Palestina

Untuk hari ke-15, pemukim ilegal Israel mengepung tiga rumah warga Palestina di Qusra

Tanggal asli: 23 Agustus 2026 15:50 Sumber: TRT World
Untuk hari ke-15, pemukim ilegal Israel mengepung tiga rumah warga Palestina di Qusra

Pemukim ilegal Israel terus mengepung tiga rumah warga Palestina di Qusra, selatan Nablus di Tepi Barat yang diduduki, selama 15 hari berturut-turut pada hari Minggu, sementara pemukim ilegal lainnya mencabut pohon zaitun dan tanaman anggur dari tanah milik warga Palestina di dekat Betlehem, menurut kantor berita Palestina WAFA.

WAFA melaporkan bahwa pemukim ilegal, di bawah perlindungan pasukan Israel, terus mengepung tiga rumah di daerah Ras al-Ain di Qusra, sementara pasukan Israel mencegah warga memasuki atau meninggalkan daerah tersebut.

Ketiga keluarga tersebut menghadapi kekurangan air setelah pemukim ilegal menghalangi pasokan air mencapai rumah mereka dan memblokir jalan menuju daerah tersebut. Pasokan listrik juga sebelumnya telah diputus.

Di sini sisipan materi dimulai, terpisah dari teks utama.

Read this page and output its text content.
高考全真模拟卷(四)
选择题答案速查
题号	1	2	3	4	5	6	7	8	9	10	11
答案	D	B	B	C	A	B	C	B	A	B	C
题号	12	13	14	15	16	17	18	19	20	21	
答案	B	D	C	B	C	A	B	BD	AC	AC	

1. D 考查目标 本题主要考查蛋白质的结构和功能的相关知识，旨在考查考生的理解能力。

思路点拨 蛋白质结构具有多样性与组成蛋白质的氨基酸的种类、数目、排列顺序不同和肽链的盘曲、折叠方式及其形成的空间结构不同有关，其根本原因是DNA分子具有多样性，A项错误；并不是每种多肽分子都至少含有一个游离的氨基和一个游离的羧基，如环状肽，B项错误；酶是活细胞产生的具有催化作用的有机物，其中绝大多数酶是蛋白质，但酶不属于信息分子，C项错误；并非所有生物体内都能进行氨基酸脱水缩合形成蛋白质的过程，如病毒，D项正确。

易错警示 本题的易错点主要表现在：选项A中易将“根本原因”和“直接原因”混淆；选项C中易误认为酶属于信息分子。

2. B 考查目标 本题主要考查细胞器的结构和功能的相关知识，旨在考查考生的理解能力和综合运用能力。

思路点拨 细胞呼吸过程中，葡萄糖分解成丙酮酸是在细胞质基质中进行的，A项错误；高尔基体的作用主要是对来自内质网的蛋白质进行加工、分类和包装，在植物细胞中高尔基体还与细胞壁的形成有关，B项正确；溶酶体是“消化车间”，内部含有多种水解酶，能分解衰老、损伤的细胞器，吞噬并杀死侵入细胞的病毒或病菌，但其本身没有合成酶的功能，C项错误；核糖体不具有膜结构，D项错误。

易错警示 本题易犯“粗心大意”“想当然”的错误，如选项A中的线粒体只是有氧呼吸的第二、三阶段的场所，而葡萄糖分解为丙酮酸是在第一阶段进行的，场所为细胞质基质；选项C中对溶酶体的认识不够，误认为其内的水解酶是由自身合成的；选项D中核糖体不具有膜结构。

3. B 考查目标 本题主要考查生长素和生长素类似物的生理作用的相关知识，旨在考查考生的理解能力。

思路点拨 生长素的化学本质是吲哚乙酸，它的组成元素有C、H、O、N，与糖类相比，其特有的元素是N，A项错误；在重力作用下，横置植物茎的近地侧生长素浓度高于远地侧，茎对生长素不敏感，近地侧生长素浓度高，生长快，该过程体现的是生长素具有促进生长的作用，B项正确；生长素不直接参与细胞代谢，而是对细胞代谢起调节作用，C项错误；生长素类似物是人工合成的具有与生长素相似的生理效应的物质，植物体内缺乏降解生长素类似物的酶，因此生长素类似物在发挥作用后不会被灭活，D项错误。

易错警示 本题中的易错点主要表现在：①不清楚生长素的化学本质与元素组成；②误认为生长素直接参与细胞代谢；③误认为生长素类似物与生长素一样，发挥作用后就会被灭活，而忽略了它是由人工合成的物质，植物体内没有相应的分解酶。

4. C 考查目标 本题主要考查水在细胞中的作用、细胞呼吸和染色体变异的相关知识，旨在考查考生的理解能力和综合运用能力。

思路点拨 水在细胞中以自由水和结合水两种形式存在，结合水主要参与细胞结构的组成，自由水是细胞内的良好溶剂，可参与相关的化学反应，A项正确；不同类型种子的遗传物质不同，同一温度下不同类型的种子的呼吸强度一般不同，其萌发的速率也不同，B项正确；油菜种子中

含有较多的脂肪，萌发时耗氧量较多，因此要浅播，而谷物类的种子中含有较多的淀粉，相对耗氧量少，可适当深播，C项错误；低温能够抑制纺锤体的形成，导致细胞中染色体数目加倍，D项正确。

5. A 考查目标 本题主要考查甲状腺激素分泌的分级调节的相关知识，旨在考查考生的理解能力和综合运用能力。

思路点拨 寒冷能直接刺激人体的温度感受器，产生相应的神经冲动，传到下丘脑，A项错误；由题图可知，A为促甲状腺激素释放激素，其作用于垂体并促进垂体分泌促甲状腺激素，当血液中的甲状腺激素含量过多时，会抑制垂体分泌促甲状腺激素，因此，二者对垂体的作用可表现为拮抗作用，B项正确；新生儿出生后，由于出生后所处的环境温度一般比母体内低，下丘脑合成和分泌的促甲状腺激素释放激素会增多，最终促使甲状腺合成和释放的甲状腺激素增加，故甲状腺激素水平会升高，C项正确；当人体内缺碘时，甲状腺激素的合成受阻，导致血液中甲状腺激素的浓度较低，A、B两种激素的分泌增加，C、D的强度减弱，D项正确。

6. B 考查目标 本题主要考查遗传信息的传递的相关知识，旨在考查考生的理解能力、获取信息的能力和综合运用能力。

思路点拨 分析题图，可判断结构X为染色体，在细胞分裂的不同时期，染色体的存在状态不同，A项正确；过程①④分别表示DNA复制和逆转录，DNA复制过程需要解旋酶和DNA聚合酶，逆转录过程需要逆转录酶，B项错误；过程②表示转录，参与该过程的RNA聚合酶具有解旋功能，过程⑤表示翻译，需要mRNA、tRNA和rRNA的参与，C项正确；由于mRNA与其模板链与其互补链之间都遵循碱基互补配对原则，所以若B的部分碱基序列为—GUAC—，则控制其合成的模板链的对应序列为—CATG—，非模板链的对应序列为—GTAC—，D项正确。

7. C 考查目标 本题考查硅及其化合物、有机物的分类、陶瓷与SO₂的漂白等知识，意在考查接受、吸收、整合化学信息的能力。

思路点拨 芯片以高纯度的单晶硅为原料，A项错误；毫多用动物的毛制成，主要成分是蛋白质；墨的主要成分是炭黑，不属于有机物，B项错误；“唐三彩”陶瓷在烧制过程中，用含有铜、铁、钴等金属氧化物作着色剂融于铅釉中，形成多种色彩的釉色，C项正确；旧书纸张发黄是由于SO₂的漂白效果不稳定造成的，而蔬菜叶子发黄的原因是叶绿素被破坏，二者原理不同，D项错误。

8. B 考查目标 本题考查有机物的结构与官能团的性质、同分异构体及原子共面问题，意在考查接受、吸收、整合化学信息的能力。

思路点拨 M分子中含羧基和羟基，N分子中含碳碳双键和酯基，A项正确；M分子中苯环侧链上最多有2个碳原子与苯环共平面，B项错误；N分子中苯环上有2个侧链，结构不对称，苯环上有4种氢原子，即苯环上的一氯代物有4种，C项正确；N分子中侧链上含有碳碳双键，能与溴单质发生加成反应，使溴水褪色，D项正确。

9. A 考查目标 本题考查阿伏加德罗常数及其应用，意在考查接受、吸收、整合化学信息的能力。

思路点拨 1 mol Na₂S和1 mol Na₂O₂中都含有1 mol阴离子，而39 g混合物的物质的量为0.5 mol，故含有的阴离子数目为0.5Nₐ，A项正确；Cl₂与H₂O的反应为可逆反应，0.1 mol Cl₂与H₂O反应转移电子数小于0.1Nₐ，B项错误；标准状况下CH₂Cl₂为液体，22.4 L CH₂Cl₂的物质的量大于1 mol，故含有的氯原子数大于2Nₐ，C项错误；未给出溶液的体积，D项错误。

Pasukan Israel telah mengubah salah satu rumah menjadi pos militer dan merusak perabotan serta barang-barang lainnya setelah melemparkannya dari jendela, lapor WAFA.

Keluarga-keluarga tersebut telah tinggal di rumah-rumah tersebut sepanjang waktu untuk melindungi properti mereka menyusul upaya berulang kali oleh pemukim ilegal untuk masuk dan menyita mereka selama beberapa bulan terakhir.

Pasukan Israel kemudian menutup jalan menuju Ras al-Ain dan menyatakan daerah tersebut sebagai zona militer tertutup.

Secara terpisah, pemukim ilegal Israel mencabut pohon zaitun dan tanaman anggur dari tanah milik warga Palestina di desa Al-Maniya, sebelah timur Betlehem, pada hari Minggu.

Ketua dewan desa Al-Maniya Ahmad Kawazbeh mengatakan kepada WAFA bahwa pohon-pohon itu milik keluarga Shalaldeh.

Insiden ini terjadi di tengah serangan berulang kali oleh pemukim ilegal yang menargetkan lahan pertanian, properti dan tanaman Palestina di Al-Maniya dan daerah lain di timur Bethlehem, menurut WAFA.